You’re allowed to change vehicles while keeping the same mission: improving patient care, reducing suffering, making healthcare less stupid. Consulting is just another way to do that, often with more leverage.

What you do not need to do:

  • Apologize to everyone for closing.
  • Write a long public manifesto about your burnout (unless you want to).
  • Stay in a financial death spiral out of guilt for your patients.

You inform patients, provide appropriate transition options, and close as ethically as possible. Then you move.

Physician looking out clinic window considering future career -  for If Your Practice Is Failing Financially: Transitioning t


Where Consulting Fits in the Future of Medicine

Let me be blunt: independent practice is going to keep getting squeezed. Administrative complexity is not slowing down. AI, consolidation, and regulation will increase operational pressure.

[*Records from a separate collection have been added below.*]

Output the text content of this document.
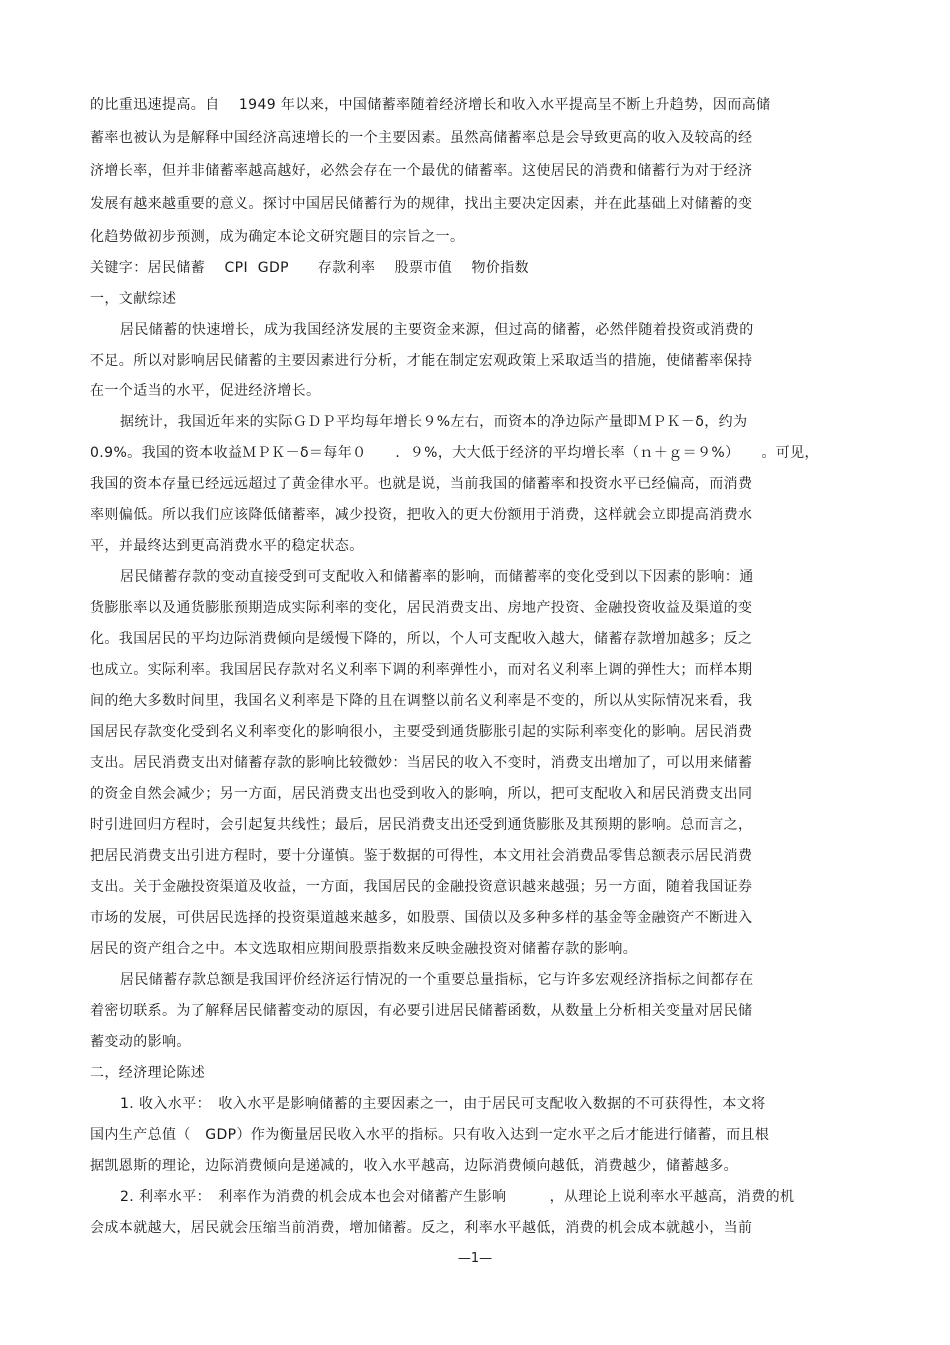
的比重迅速提高。自　 1949 年以来，中国储蓄率随着经济增长和收入水平提高呈不断上升趋势，因而高储
蓄率也被认为是解释中国经济高速增长的一个主要因素。虽然高储蓄率总是会导致更高的收入及较高的经
济增长率，但并非储蓄率越高越好，必然会存在一个最优的储蓄率。这使居民的消费和储蓄行为对于经济
发展有越来越重要的意义。探讨中国居民储蓄行为的规律，找出主要决定因素，并在此基础上对储蓄的变
化趋势做初步预测，成为确定本论文研究题目的宗旨之一。
关键字：居民储蓄　 CPI  GDP　　存款利率　 股票市值　 物价指数
一，文献综述
居民储蓄的快速增长，成为我国经济发展的主要资金来源，但过高的储蓄，必然伴随着投资或消费的
不足。所以对影响居民储蓄的主要因素进行分析，才能在制定宏观政策上采取适当的措施，使储蓄率保持
在一个适当的水平，促进经济增长。
据统计，我国近年来的实际ＧＤＰ平均每年增长９%左右，而资本的净边际产量即ＭＰＫ－δ，约为
0.9%。我国的资本收益ＭＰＫ－δ＝每年０　　．９%，大大低于经济的平均增长率（ｎ＋ｇ＝９%）　　。可见，
我国的资本存量已经远远超过了黄金律水平。也就是说，当前我国的储蓄率和投资水平已经偏高，而消费
率则偏低。所以我们应该降低储蓄率，减少投资，把收入的更大份额用于消费，这样就会立即提高消费水
平，并最终达到更高消费水平的稳定状态。
居民储蓄存款的变动直接受到可支配收入和储蓄率的影响，而储蓄率的变化受到以下因素的影响：通
货膨胀率以及通货膨胀预期造成实际利率的变化，居民消费支出、房地产投资、金融投资收益及渠道的变
化。我国居民的平均边际消费倾向是缓慢下降的，所以，个人可支配收入越大，储蓄存款增加越多；反之
也成立。实际利率。我国居民存款对名义利率下调的利率弹性小，而对名义利率上调的弹性大；而样本期
间的绝大多数时间里，我国名义利率是下降的且在调整以前名义利率是不变的，所以从实际情况来看，我
国居民存款变化受到名义利率变化的影响很小，主要受到通货膨胀引起的实际利率变化的影响。居民消费
支出。居民消费支出对储蓄存款的影响比较微妙：当居民的收入不变时，消费支出增加了，可以用来储蓄
的资金自然会减少；另一方面，居民消费支出也受到收入的影响，所以，把可支配收入和居民消费支出同
时引进回归方程时，会引起复共线性；最后，居民消费支出还受到通货膨胀及其预期的影响。总而言之，
把居民消费支出引进方程时，要十分谨慎。鉴于数据的可得性，本文用社会消费品零售总额表示居民消费
支出。关于金融投资渠道及收益，一方面，我国居民的金融投资意识越来越强；另一方面，随着我国证券
市场的发展，可供居民选择的投资渠道越来越多，如股票、国债以及多种多样的基金等金融资产不断进入
居民的资产组合之中。本文选取相应期间股票指数来反映金融投资对储蓄存款的影响。
居民储蓄存款总额是我国评价经济运行情况的一个重要总量指标，它与许多宏观经济指标之间都存在
着密切联系。为了解释居民储蓄变动的原因，有必要引进居民储蓄函数，从数量上分析相关变量对居民储
蓄变动的影响。
二，经济理论陈述
1. 收入水平：　收入水平是影响储蓄的主要因素之一，由于居民可支配收入数据的不可获得性，本文将
国内生产总值（　GDP）作为衡量居民收入水平的指标。只有收入达到一定水平之后才能进行储蓄，而且根
据凯恩斯的理论，边际消费倾向是递减的，收入水平越高，边际消费倾向越低，消费越少，储蓄越多。
2. 利率水平：　利率作为消费的机会成本也会对储蓄产生影响　　　，从理论上说利率水平越高，消费的机
会成本就越大，居民就会压缩当前消费，增加储蓄。反之，利率水平越低，消费的机会成本就越小，当前
—1—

People who understand both clinical reality and system-level operations are going to be in demand:

  • Health systems trying to not lose money on value-based contracts
  • Payers trying to design rational programs that clinicians might actually follow
  • Startups trying to build tools that clinicians do not immediately reject
  • Governments and NGOs trying to implement public health interventions that work in real clinics

Physicians who can step out of the one-clinic, one-patient-at-a-time box and advise across organizations will have leverage.

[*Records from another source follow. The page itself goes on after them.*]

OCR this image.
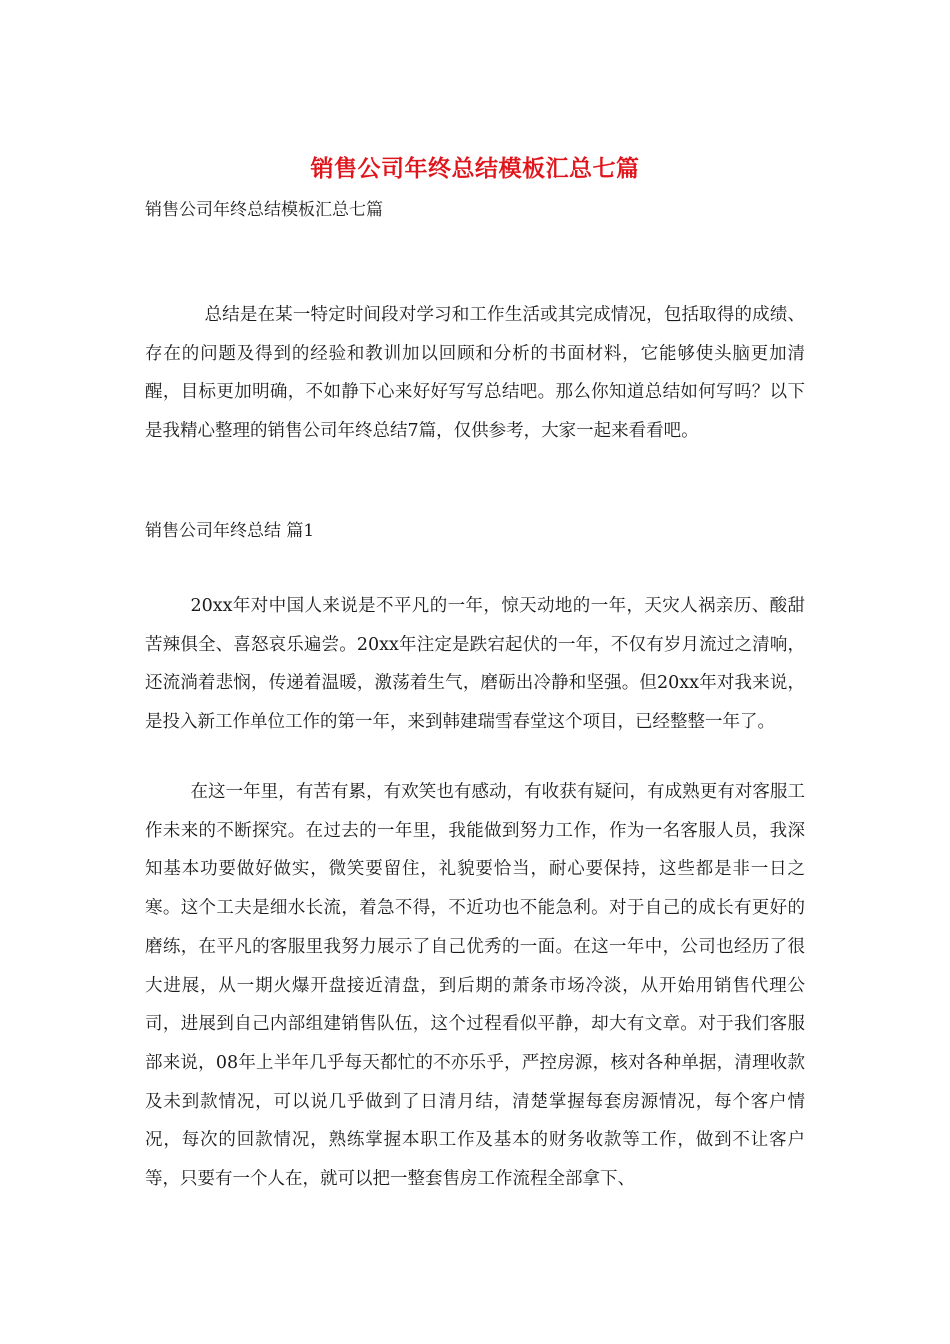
销售公司年终总结模板汇总七篇

销售公司年终总结模板汇总七篇

总结是在某一特定时间段对学习和工作生活或其完成情况，包括取得的成绩、存在的问题及得到的经验和教训加以回顾和分析的书面材料，它能够使头脑更加清醒，目标更加明确，不如静下心来好好写写总结吧。那么你知道总结如何写吗？以下是我精心整理的销售公司年终总结7篇，仅供参考，大家一起来看看吧。

销售公司年终总结 篇1

20xx年对中国人来说是不平凡的一年，惊天动地的一年，天灾人祸亲历、酸甜苦辣俱全、喜怒哀乐遍尝。20xx年注定是跌宕起伏的一年，不仅有岁月流过之清响，还流淌着悲悯，传递着温暖，激荡着生气，磨砺出冷静和坚强。但20xx年对我来说，是投入新工作单位工作的第一年，来到韩建瑞雪春堂这个项目，已经整整一年了。

在这一年里，有苦有累，有欢笑也有感动，有收获有疑问，有成熟更有对客服工作未来的不断探究。在过去的一年里，我能做到努力工作，作为一名客服人员，我深知基本功要做好做实，微笑要留住，礼貌要恰当，耐心要保持，这些都是非一日之寒。这个工夫是细水长流，着急不得，不近功也不能急利。对于自己的成长有更好的磨练，在平凡的客服里我努力展示了自己优秀的一面。在这一年中，公司也经历了很大进展，从一期火爆开盘接近清盘，到后期的萧条市场冷淡，从开始用销售代理公司，进展到自己内部组建销售队伍，这个过程看似平静，却大有文章。对于我们客服部来说，08年上半年几乎每天都忙的不亦乐乎，严控房源，核对各种单据，清理收款及未到款情况，可以说几乎做到了日清月结，清楚掌握每套房源情况，每个客户情况，每次的回款情况，熟练掌握本职工作及基本的财务收款等工作，做到不让客户等，只要有一个人在，就可以把一整套售房工作流程全部拿下、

Your failing practice might be your forced entry ticket into that world—if you treat it as data and experience, not a tombstone.


FAQ (Exactly 5 Questions)

1. I’m drowning in debt. Is consulting still realistic or should I just get a salaried job?
If you need immediate stable income to avoid personal financial collapse, a salaried job (hospital employed, urgent care, telemedicine, or locums) may need to come first. But you can still build consulting on the side. Many physicians do 0.5–0.8 FTE clinical plus 0.2–0.5 consulting. The key is: don’t wait for “free time.” Block a recurring window every week for consult-building and protect it like an OR block.

2. Do I need an MBA or extra degrees to be taken seriously as a consultant?
No. I’ve seen physicians with no formal business training invoice $10k+ per month in consulting work because they solve specific problems well and communicate clearly. If you want structured learning, pick targeted courses (healthcare finance, operations, change management), not full degrees, unless you genuinely want them. Client results > credentials.

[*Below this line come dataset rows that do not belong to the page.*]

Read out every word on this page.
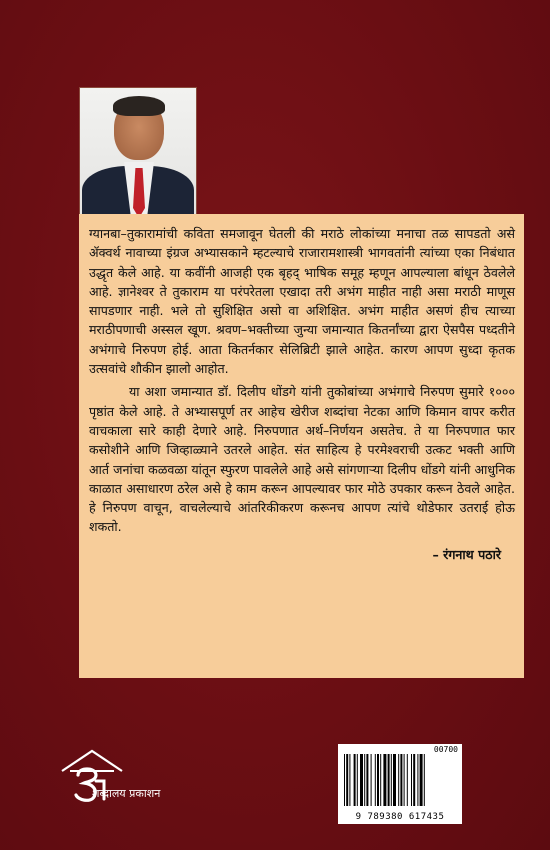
ग्यानबा–तुकारामांची कविता समजावून घेतली की मराठे लोकांच्या मनाचा तळ सापडतो असे ॲक्वर्थ नावाच्या इंग्रज अभ्यासकाने म्हटल्याचे राजारामशास्त्री भागवतांनी त्यांच्या एका निबंधात उद्धृत केले आहे. या कवींनी आजही एक बृहद् भाषिक समूह म्हणून आपल्याला बांधून ठेवलेले आहे. ज्ञानेश्वर ते तुकाराम या परंपरेतला एखादा तरी अभंग माहीत नाही असा मराठी माणूस सापडणार नाही. भले तो सुशिक्षित असो वा अशिक्षित. अभंग माहीत असणं हीच त्याच्या मराठीपणाची अस्सल खूण. श्रवण–भक्तीच्या जुन्या जमान्यात कितर्नांच्या द्वारा ऐसपैस पध्दतीने अभंगाचे निरुपण होई. आता कितर्नकार सेलिब्रिटी झाले आहेत. कारण आपण सुध्दा कृतक उत्सवांचे शौकीन झालो आहोत.

या अशा जमान्यात डॉ. दिलीप धोंडगे यांनी तुकोबांच्या अभंगाचे निरुपण सुमारे १००० पृष्ठांत केले आहे. ते अभ्यासपूर्ण तर आहेच खेरीज शब्दांचा नेटका आणि किमान वापर करीत वाचकाला सारे काही देणारे आहे. निरुपणात अर्थ–निर्णयन असतेच. ते या निरुपणात फार कसोशीने आणि जिव्हाळ्याने उतरले आहेत. संत साहित्य हे परमेश्वराची उत्कट भक्ती आणि आर्त जनांचा कळवळा यांतून स्फुरण पावलेले आहे असे सांगणाऱ्या दिलीप धोंडगे यांनी आधुनिक काळात असाधारण ठरेल असे हे काम करून आपल्यावर फार मोठे उपकार करून ठेवले आहेत. हे निरुपण वाचून, वाचलेल्याचे आंतरिकीकरण करूनच आपण त्यांचे थोडेफार उतराई होऊ शकतो.

– रंगनाथ पठारे
शब्दालय प्रकाशन
00700
9 789380 617435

3. How long does it realistically take to replace my practice income with consulting?
If you’re starting from zero, expect 6–24 months, depending on:

  • Your network strength
  • How niche and valuable your offer is
  • Your runway and how aggressively you pursue clients
    Most physicians can get to a few thousand per month within 3–6 months if they’re focused, then scale beyond that over time. This is why you do not wait until the practice shuts down to start.

4. What if I actually like seeing patients and don’t want to give up clinical work completely?
Good. You’re more credible when you still touch real patients. Many consultants split: 1–3 days a week clinical, rest consulting. You can do locums, telehealth, part-time clinic work, or hospitalist shifts while keeping consulting as a growing parallel track. You’re not choosing between “doctor” and “consultant.” You’re designing a mix that works.

5. How do I avoid getting stuck in low-paid “side gig” consulting forever?
You raise your baseline from the start. No $150 “coaching calls.” Package outcomes, not hours. Focus on problems with clear business impact (revenue, cost, risk, growth) for organizations with money (practices, systems, payers, startups), not just individuals. With each successful project:

  • Capture metrics and testimonials
  • Increase your prices or narrow your niche
  • Move from one-off projects to retainers or larger engagements

Next step for today:
Open a blank document and write three things:

  1. A one-sentence description of who you could help and what problem you’d solve as a consultant.
  2. A rough 4–6 week “assessment package” you could offer right now, based on what you know.
  3. A list of five names (colleagues, former classmates, local leaders) you could reach out to this week for exploratory calls.

That’s your starting point. Not a perfect plan. Just those three concrete items, written down today.